7). Ending on a positive note.  How amazing is this technology.  This is so baller!

Song of the Day (6/21/2017)

I was out motoring when an oldie from 1982 came on that I felt I needed to share with my reader(s, if you count me): it’s Goodbye to You by Scandal.  The music video is incredible so take the time to watch it.  I’m waiting for the day this gets released on Guitar Hero or Rock Band because holy cow is this catchy.  I’m also waiting for the light-hearted cover by Mo Thugs:

Surely the Compton community has fond memories of Reagan’s 1980s.  Speaking of which, I spotted two of my favorite things on my way to my hotel this week:

Speaking of hotel stays, I have a message for the front desk and the room cleaning staff: I don’t care if I’m only staying one night, one and a half rolls of TP is a BIG ask by management.  I’d wipe my gooch with the comforter if I didn’t think I’d get pregnant.

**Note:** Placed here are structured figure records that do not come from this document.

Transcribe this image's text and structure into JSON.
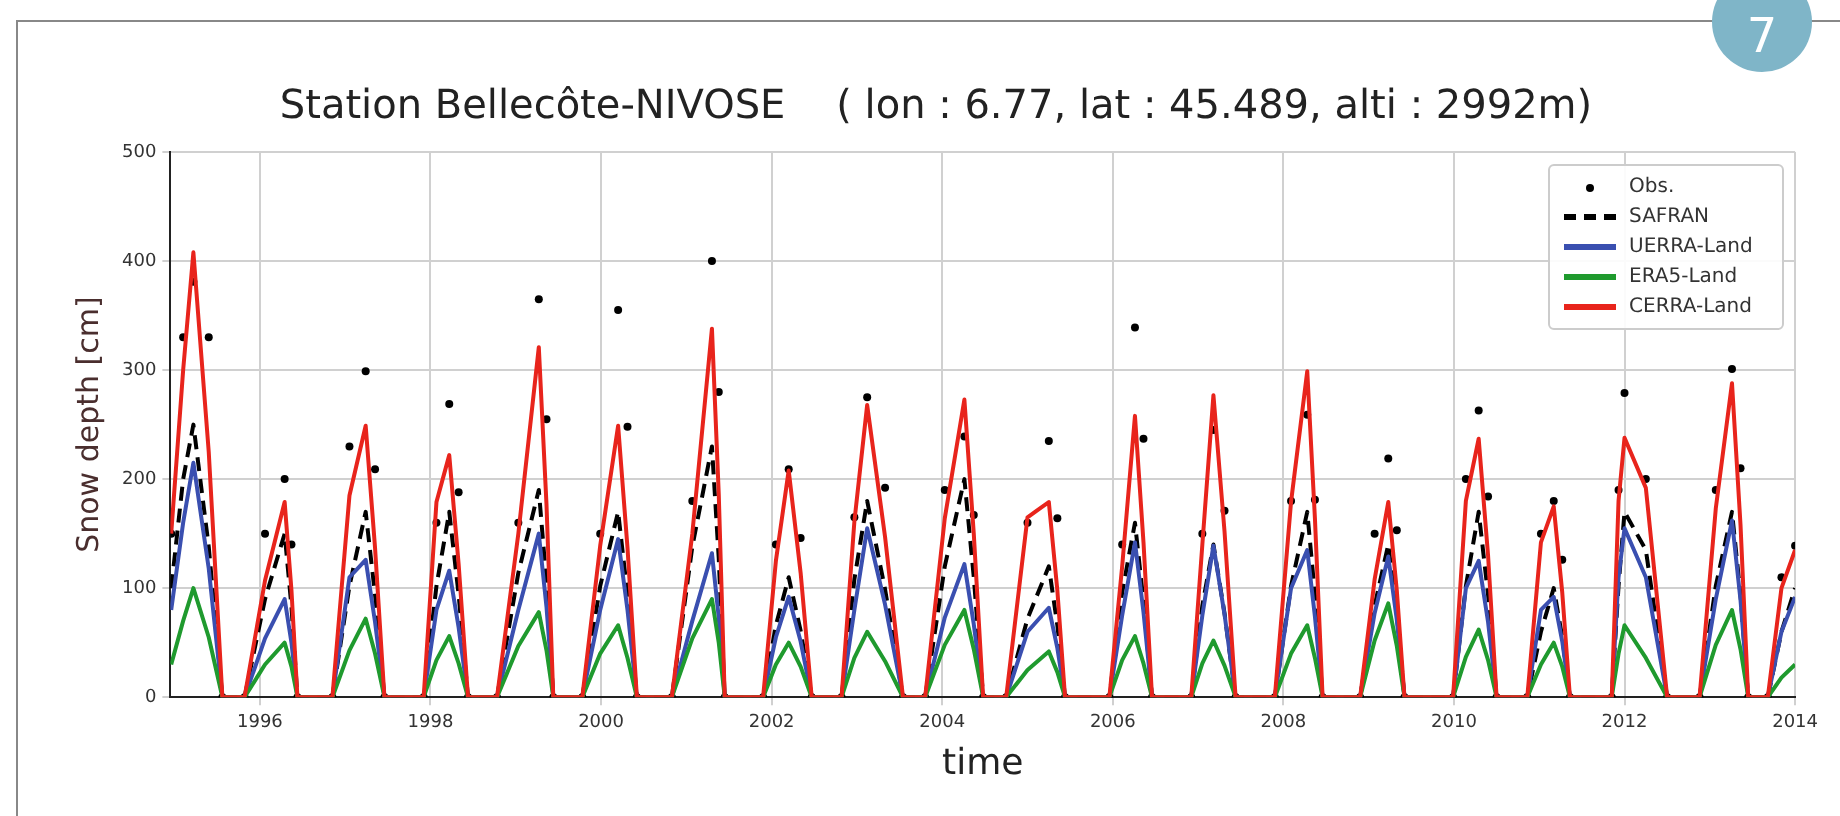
{
  "chart_data": {
    "type": "line",
    "title": "Station Bellecôte-NIVOSE    ( lon : 6.77, lat : 45.489, alti : 2992m)",
    "xlabel": "time",
    "ylabel": "Snow depth [cm]",
    "annotations": [
      "7"
    ],
    "x": [
      1994.96,
      1995.1,
      1995.22,
      1995.4,
      1995.56,
      1995.82,
      1996.06,
      1996.29,
      1996.37,
      1996.44,
      1996.85,
      1997.05,
      1997.24,
      1997.35,
      1997.46,
      1997.92,
      1998.07,
      1998.22,
      1998.33,
      1998.44,
      1998.78,
      1999.03,
      1999.27,
      1999.36,
      1999.44,
      1999.78,
      1999.99,
      2000.2,
      2000.31,
      2000.42,
      2000.83,
      2001.07,
      2001.3,
      2001.38,
      2001.45,
      2001.9,
      2002.05,
      2002.2,
      2002.34,
      2002.47,
      2002.82,
      2002.97,
      2003.12,
      2003.33,
      2003.54,
      2003.8,
      2004.03,
      2004.26,
      2004.37,
      2004.48,
      2004.75,
      2005.0,
      2005.25,
      2005.35,
      2005.44,
      2005.96,
      2006.11,
      2006.26,
      2006.36,
      2006.46,
      2006.92,
      2007.05,
      2007.18,
      2007.31,
      2007.44,
      2007.9,
      2008.09,
      2008.28,
      2008.37,
      2008.46,
      2008.9,
      2009.07,
      2009.23,
      2009.33,
      2009.42,
      2009.99,
      2010.14,
      2010.29,
      2010.4,
      2010.5,
      2010.86,
      2011.02,
      2011.17,
      2011.27,
      2011.36,
      2011.85,
      2011.93,
      2012.0,
      2012.25,
      2012.5,
      2012.88,
      2013.07,
      2013.26,
      2013.36,
      2013.45,
      2013.68,
      2013.84,
      2014.0
    ],
    "series": [
      {
        "name": "Obs.",
        "type": "scatter",
        "marker": "circle",
        "color": "#000000",
        "values": [
          150,
          330,
          381,
          330,
          0,
          0,
          150,
          200,
          140,
          0,
          0,
          230,
          299,
          209,
          0,
          0,
          160,
          269,
          188,
          0,
          0,
          160,
          365,
          255,
          0,
          0,
          150,
          355,
          248,
          0,
          0,
          180,
          400,
          280,
          0,
          0,
          140,
          209,
          146,
          0,
          0,
          165,
          275,
          192,
          0,
          0,
          190,
          239,
          167,
          0,
          0,
          160,
          235,
          164,
          0,
          0,
          140,
          339,
          237,
          0,
          0,
          150,
          245,
          171,
          0,
          0,
          180,
          259,
          181,
          0,
          0,
          150,
          219,
          153,
          0,
          0,
          200,
          263,
          184,
          0,
          0,
          150,
          180,
          126,
          0,
          0,
          190,
          279,
          200,
          0,
          0,
          190,
          301,
          210,
          0,
          0,
          110,
          139
        ]
      },
      {
        "name": "SAFRAN",
        "type": "line",
        "line_style": "dashed",
        "color": "#000000",
        "values": [
          100,
          200,
          250,
          138,
          0,
          0,
          90,
          150,
          83,
          0,
          0,
          102,
          170,
          94,
          0,
          0,
          102,
          170,
          94,
          0,
          0,
          114,
          190,
          105,
          0,
          0,
          102,
          170,
          94,
          0,
          0,
          138,
          230,
          127,
          0,
          0,
          66,
          110,
          61,
          0,
          0,
          108,
          180,
          99,
          0,
          0,
          120,
          200,
          110,
          0,
          0,
          72,
          120,
          66,
          0,
          0,
          96,
          160,
          88,
          0,
          0,
          84,
          140,
          77,
          0,
          0,
          102,
          170,
          94,
          0,
          0,
          84,
          140,
          77,
          0,
          0,
          102,
          170,
          94,
          0,
          0,
          60,
          100,
          55,
          0,
          0,
          102,
          170,
          135,
          0,
          0,
          102,
          170,
          94,
          0,
          0,
          60,
          100
        ]
      },
      {
        "name": "UERRA-Land",
        "type": "line",
        "line_style": "solid",
        "color": "#3a4fb0",
        "values": [
          80,
          160,
          215,
          118,
          0,
          0,
          54,
          90,
          50,
          0,
          0,
          110,
          126,
          69,
          0,
          0,
          80,
          116,
          64,
          0,
          0,
          80,
          150,
          83,
          0,
          0,
          80,
          145,
          80,
          0,
          0,
          70,
          132,
          73,
          0,
          0,
          55,
          92,
          51,
          0,
          0,
          80,
          155,
          85,
          0,
          0,
          73,
          122,
          67,
          0,
          0,
          60,
          82,
          45,
          0,
          0,
          75,
          142,
          78,
          0,
          0,
          75,
          139,
          76,
          0,
          0,
          100,
          135,
          74,
          0,
          0,
          77,
          129,
          71,
          0,
          0,
          100,
          125,
          69,
          0,
          0,
          80,
          92,
          51,
          0,
          0,
          110,
          155,
          110,
          0,
          0,
          90,
          162,
          89,
          0,
          0,
          60,
          92
        ]
      },
      {
        "name": "ERA5-Land",
        "type": "line",
        "line_style": "solid",
        "color": "#1f9a2e",
        "values": [
          30,
          70,
          100,
          55,
          0,
          0,
          30,
          50,
          28,
          0,
          0,
          43,
          72,
          40,
          0,
          0,
          34,
          56,
          31,
          0,
          0,
          47,
          78,
          43,
          0,
          0,
          40,
          66,
          36,
          0,
          0,
          54,
          90,
          50,
          0,
          0,
          30,
          50,
          28,
          0,
          0,
          36,
          60,
          33,
          0,
          0,
          48,
          80,
          44,
          0,
          0,
          25,
          42,
          23,
          0,
          0,
          34,
          56,
          31,
          0,
          0,
          31,
          52,
          29,
          0,
          0,
          40,
          66,
          36,
          0,
          0,
          52,
          86,
          47,
          0,
          0,
          37,
          62,
          34,
          0,
          0,
          30,
          50,
          28,
          0,
          0,
          40,
          66,
          36,
          0,
          0,
          48,
          80,
          44,
          0,
          0,
          18,
          30
        ]
      },
      {
        "name": "CERRA-Land",
        "type": "line",
        "line_style": "solid",
        "color": "#e8241c",
        "values": [
          150,
          300,
          408,
          225,
          0,
          0,
          107,
          179,
          98,
          0,
          0,
          185,
          249,
          137,
          0,
          0,
          179,
          222,
          122,
          0,
          0,
          150,
          321,
          177,
          0,
          0,
          139,
          249,
          137,
          0,
          0,
          150,
          338,
          186,
          0,
          0,
          125,
          208,
          114,
          0,
          0,
          161,
          268,
          147,
          0,
          0,
          164,
          273,
          150,
          0,
          0,
          165,
          179,
          98,
          0,
          0,
          120,
          258,
          142,
          0,
          0,
          140,
          277,
          152,
          0,
          0,
          179,
          299,
          164,
          0,
          0,
          108,
          179,
          98,
          0,
          0,
          180,
          237,
          130,
          0,
          0,
          142,
          175,
          96,
          0,
          0,
          180,
          238,
          192,
          0,
          0,
          173,
          288,
          158,
          0,
          0,
          100,
          135
        ]
      }
    ],
    "xlim": [
      1994.95,
      2014
    ],
    "xticks": [
      1996,
      1998,
      2000,
      2002,
      2004,
      2006,
      2008,
      2010,
      2012,
      2014
    ],
    "ylim": [
      0,
      500
    ],
    "yticks": [
      0,
      100,
      200,
      300,
      400,
      500
    ],
    "grid": true,
    "legend": "top right"
  }
}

Fortunately I was able to avert crisis by stopping at a McDonalds to pinch off a fresh loaf.  The men’s and women’s rooms only had one stall each and both had a line so I was told to use the mixed bathroom located directly next to the seating area.  After downing four pills of senna lax that morning, I had serious concerns that the tectonic tremors pushing their way through my colon would be heard by innocent diners sitting 7 to 8 feet away from my trembling anus.  I felt my rectum violently shifting and had real concerns that the noises would easily penetrate the two inch door gap at the floor…but as fate would have it, the gods were smiling upon me that day.  There was no flatulence of which to speak…it was all liquid!  Literally pissing out of my ass – and nary a suspicion or eyebrow raised.  They thought I was peeing!  It seems my free trucker’s New Testament was a blessing:

And finally, my Arrested Development reference for the day:

Song of the Day (6/9/2017)

Happy Friday!  Today, we celebrate Comey’s testimony and Trump’s victory over democracy, so the song of the day is some good old fashioned pump-up music.  It’s Do You Love Me by The Contours.  Your darling Disillusioned Dilettante was camping in Southeastern Ohio last week and came across some not-so progressive sites:

And a new slogan for the Duke lacrosse team:

It’s North Carolina so feel free to keep the slogan AND the horse-fucker.

Meanwhile, Illinois residents actually have their shit together:

Some good news for Subway fans as well as for Subway spokesmen not allowed within 25 yards of children in the restaurant:

And finally, something that’s actually pretty neat.  For my millionaire friends shopping at Pier 1:

Revised Song of The Day (6/6/2017)

No one liked my Robin Hood Men in Tights reference in that last post?  For shame.  How obscure do you need me to get?!?  My references are spot on, guys.  Come on!


But the greater shame lies in me fucking up the song on the 73rd anniversary of D-Day.  Today’s song of the day is in dedication to all those who serve and protect the freedoms and liberties that we enjoy and love so much.  It’s A Soldier’s Pledge by Ronald Reagan.

Song of the Day (6/6/2017)

Today’s song of the day is If You Leave by Orchestral Manoeuvres in the Dark.  Beyond that, I saw my first ever Bugatti Veyron last week:

That’s a 16 cylinder, 1,000+ HP car that’ll burn through its entire 26 gallon gas tank in approximately 12 minutes at top speed (254 MPH).  I’m so hard right now.  Not only did I see the car, I touched it…

Well, who wants to get nerdy and play some HOTS?  I took some senna lax and just pooped so probably good to squeeze in a 25 minute game.